Institute for Chemical Research, Kyoto University


Abstract

Transcription is one of the key phenomena for gene expression, and it is important to clear the mechanism of transcriptional control on DNA sequences. But there are so many concerning parameters which should be taken into account to clarify the mechanism that it is difficult to handle them at once with experimental method. To overcome this problem, we have been developing a computer system which deals with much information for transcription.

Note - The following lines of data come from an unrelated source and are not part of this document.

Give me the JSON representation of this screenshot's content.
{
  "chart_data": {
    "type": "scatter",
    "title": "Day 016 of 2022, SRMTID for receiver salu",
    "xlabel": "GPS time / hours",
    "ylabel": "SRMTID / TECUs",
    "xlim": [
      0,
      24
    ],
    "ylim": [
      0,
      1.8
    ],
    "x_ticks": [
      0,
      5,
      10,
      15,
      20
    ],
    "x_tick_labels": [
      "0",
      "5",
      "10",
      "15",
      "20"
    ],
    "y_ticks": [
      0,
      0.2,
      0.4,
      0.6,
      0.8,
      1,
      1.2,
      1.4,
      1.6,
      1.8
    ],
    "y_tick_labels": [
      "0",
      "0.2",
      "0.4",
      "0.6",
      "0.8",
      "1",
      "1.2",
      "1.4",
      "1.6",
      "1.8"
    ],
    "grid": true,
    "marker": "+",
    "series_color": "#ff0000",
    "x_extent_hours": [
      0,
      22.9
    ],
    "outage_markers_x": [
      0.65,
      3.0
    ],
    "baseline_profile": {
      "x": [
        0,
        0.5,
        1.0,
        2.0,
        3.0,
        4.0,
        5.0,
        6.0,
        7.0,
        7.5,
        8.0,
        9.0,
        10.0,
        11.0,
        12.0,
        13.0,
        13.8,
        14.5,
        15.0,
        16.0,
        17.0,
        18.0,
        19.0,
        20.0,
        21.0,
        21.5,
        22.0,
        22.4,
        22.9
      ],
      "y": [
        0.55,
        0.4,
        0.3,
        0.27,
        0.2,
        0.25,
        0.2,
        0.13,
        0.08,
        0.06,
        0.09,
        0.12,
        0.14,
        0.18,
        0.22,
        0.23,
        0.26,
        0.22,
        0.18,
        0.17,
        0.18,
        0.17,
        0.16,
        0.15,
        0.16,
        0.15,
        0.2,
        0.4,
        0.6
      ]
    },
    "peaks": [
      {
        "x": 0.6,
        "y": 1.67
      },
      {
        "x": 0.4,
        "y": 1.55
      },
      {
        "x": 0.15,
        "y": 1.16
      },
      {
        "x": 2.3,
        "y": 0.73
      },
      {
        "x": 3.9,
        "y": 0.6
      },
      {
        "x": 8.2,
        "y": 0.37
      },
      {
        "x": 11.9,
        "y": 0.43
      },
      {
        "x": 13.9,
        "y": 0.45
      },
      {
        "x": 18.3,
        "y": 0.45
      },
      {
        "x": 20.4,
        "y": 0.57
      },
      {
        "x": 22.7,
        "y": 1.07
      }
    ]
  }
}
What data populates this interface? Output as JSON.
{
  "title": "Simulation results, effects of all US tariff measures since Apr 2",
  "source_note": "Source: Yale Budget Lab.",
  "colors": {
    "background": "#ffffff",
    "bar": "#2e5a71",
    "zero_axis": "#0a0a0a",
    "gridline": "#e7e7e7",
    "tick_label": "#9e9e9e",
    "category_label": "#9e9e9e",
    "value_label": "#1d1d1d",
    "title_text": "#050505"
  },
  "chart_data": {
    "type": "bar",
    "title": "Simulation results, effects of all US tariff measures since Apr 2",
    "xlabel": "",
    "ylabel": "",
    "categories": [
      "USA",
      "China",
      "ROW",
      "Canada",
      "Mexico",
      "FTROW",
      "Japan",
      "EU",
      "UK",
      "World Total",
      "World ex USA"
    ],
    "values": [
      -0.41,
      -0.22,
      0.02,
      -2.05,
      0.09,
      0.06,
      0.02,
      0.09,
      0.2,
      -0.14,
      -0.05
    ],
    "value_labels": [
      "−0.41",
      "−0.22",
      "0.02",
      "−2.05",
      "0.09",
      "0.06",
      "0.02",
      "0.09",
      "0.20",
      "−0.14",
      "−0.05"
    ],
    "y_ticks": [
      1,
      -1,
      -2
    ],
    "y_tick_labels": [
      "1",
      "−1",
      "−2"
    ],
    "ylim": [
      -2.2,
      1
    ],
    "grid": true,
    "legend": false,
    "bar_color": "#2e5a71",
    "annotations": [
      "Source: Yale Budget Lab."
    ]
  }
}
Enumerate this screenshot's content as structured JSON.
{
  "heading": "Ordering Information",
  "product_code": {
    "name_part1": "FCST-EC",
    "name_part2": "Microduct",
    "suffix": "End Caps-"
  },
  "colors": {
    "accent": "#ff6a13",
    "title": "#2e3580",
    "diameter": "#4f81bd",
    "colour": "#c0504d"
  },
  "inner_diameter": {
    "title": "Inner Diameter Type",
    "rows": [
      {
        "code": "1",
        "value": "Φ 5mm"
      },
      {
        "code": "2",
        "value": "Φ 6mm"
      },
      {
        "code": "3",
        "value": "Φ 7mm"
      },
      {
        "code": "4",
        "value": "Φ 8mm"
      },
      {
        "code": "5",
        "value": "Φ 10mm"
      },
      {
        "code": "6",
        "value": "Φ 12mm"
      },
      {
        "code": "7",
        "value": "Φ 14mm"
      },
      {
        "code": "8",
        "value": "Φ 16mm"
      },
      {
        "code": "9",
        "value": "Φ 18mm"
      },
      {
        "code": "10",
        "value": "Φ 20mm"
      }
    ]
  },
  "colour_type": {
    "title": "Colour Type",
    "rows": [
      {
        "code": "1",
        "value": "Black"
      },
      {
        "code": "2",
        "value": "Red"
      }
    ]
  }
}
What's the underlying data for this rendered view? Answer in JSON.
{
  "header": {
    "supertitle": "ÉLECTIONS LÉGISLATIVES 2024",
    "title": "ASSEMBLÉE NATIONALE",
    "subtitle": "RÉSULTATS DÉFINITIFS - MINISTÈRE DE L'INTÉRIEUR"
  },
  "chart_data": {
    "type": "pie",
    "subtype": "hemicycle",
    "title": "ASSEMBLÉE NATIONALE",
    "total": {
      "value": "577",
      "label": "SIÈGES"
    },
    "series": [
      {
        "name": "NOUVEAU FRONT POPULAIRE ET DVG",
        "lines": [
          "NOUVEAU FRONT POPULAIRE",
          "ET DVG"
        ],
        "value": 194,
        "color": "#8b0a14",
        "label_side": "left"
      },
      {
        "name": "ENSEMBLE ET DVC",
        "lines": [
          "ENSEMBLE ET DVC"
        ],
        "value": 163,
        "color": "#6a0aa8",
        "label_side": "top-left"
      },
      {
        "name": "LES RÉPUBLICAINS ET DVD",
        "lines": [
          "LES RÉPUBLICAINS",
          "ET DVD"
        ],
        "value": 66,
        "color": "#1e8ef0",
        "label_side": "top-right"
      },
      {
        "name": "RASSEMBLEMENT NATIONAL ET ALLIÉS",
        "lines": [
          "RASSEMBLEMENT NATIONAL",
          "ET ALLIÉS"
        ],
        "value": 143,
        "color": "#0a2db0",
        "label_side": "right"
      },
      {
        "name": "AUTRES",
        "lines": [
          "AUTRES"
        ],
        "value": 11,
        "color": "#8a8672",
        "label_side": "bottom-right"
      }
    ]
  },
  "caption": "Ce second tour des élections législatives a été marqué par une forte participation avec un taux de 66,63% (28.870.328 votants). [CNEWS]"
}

We first collected promoter sequences from EMBL release 31 database, and aligned them with the transcriptional initiation site. To extract consensus patterns with locational constraints, we calculated appearance frequencies for all patterns on each window position of all sequences. Allowing base substitution, we put similar patterns together and filtered them with threshold to construct a consensus pattern index.
In addition to consensus information, we used TFD (Transcription Factor Database) and EPD (Eukaryotic Promoter Database) as experimental data for identifying binding sites of transcription factors and the type of RNA polymerase, respectively.
With these statistical and experimental data, we retrieved promoter sequences and represented them as a set of significant information. The representation is not only useful for suggesting a lot of considerable parameters but will be possible to search similar promoter by functional aspect.